On September 7, 1987, 15 phone firms signed an agreement to build mobile networks based on GSM technology, and now the GSM Association claims that there are over 2.5 billion accounts that use this mobile phone technology.
Adoption of the technology shows no signs of slowing down.
Robert Conway, the current head of the association, said the memorandum of understanding signed in 1987 is widely seen as the moment when the global mobile industry got under way.
To illustrate this boom, there are 2.5 billion GSM connections worldwide, and 64 percent of mobile users are in emerging markets. About seven billion text messages are sent every day.
Figures from the GSM Association show it took 12 years for the first billion mobile connections to be made but only 30 months for the figure to reach two billion.
"In the developing world they are becoming absolutely indispensable," says Conway.
Getting mobiles into the hands of billions of people is just the start, he adds.

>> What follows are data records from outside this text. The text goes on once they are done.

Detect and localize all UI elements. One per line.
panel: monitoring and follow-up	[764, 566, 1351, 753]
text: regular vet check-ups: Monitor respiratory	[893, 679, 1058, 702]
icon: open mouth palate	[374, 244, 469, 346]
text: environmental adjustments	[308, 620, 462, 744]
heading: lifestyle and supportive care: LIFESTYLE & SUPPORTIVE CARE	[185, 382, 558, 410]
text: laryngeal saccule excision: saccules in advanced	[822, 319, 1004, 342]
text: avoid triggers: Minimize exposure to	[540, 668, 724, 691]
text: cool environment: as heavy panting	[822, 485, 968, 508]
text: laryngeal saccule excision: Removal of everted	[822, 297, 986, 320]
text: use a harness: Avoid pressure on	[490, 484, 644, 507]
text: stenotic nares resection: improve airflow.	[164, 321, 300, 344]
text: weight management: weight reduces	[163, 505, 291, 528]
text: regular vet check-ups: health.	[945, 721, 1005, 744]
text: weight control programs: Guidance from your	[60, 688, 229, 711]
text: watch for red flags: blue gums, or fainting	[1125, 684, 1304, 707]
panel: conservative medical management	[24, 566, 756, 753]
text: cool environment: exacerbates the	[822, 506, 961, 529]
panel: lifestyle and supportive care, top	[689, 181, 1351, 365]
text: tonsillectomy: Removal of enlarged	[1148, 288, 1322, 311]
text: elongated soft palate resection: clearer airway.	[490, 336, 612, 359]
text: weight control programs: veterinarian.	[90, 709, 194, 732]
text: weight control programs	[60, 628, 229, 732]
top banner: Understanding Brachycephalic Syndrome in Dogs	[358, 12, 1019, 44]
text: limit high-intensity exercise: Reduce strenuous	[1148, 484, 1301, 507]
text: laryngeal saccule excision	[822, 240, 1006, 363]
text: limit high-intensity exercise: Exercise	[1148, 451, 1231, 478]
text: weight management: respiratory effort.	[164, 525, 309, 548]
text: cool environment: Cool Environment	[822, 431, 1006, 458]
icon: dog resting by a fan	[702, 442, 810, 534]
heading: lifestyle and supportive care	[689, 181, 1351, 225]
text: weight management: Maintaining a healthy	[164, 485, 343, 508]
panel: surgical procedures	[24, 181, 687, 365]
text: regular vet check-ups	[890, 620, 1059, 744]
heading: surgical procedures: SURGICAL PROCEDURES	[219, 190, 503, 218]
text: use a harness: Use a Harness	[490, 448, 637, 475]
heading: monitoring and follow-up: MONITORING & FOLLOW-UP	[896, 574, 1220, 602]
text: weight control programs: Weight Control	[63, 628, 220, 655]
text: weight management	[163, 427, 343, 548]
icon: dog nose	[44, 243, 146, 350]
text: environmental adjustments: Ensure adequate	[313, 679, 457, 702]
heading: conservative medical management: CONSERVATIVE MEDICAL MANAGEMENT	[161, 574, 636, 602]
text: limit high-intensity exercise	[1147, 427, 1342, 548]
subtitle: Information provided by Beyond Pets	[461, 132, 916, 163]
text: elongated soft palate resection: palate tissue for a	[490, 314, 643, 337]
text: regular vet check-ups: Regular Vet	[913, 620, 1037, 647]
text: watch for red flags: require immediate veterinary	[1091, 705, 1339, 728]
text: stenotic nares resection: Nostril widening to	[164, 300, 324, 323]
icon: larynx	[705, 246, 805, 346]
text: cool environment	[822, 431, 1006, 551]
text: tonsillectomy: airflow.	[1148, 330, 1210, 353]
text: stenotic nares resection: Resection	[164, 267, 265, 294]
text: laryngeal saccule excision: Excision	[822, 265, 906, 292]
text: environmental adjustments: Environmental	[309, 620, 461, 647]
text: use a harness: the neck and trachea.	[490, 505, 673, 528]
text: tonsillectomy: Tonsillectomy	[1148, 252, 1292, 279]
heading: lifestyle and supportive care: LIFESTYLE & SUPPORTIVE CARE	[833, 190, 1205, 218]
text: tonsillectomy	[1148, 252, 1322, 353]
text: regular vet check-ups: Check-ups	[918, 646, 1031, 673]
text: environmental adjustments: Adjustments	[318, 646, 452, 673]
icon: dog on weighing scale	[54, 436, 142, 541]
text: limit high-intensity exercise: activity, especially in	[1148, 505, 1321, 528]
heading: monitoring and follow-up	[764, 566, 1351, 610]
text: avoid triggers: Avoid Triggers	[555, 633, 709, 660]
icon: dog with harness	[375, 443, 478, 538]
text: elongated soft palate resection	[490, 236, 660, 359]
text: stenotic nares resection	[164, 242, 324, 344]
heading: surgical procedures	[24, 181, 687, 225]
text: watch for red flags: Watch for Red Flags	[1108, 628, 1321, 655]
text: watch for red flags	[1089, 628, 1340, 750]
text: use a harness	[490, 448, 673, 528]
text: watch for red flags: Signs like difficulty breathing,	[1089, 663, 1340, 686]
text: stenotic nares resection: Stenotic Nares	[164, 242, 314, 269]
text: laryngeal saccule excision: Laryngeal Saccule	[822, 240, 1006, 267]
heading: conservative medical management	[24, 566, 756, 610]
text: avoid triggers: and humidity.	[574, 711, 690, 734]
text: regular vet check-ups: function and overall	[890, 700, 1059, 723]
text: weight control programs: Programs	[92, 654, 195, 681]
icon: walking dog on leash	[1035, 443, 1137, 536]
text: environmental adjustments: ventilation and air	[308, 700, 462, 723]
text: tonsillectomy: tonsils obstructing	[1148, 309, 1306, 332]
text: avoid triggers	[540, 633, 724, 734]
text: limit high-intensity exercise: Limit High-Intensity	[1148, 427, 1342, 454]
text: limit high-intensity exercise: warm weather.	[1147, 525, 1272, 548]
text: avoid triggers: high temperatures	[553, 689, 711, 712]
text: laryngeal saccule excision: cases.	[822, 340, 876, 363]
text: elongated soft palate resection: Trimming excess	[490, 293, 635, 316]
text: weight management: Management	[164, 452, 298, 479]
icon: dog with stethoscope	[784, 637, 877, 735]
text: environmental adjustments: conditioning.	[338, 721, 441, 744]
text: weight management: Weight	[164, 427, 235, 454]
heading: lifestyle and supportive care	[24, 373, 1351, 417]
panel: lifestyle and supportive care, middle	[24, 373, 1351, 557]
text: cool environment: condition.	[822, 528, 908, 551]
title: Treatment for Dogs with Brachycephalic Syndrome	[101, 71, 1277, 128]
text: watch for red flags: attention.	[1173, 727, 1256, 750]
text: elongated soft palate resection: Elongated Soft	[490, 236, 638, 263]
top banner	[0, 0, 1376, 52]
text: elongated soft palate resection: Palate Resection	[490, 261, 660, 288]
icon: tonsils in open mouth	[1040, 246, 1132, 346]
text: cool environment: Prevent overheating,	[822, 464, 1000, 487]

In the future, he suggested, high-speed networks would be ubiquitous adding the intelligence of mobiles to anything and everything.
"The technology will be in the fabric of your clothing, your shoes, in appliances, in your car," he said.
The ubiquity of mobile technology could revolutionise healthcare and see people wearing monitors that gather and transmit information about vital signs.
Phones too could change radically in the future.
"You'll pull them out of your pocket and they'll look like a map, but unfold like a screen. We're now on the verge of another wave and that's going to be stimulated by mobile broadband," Conway said.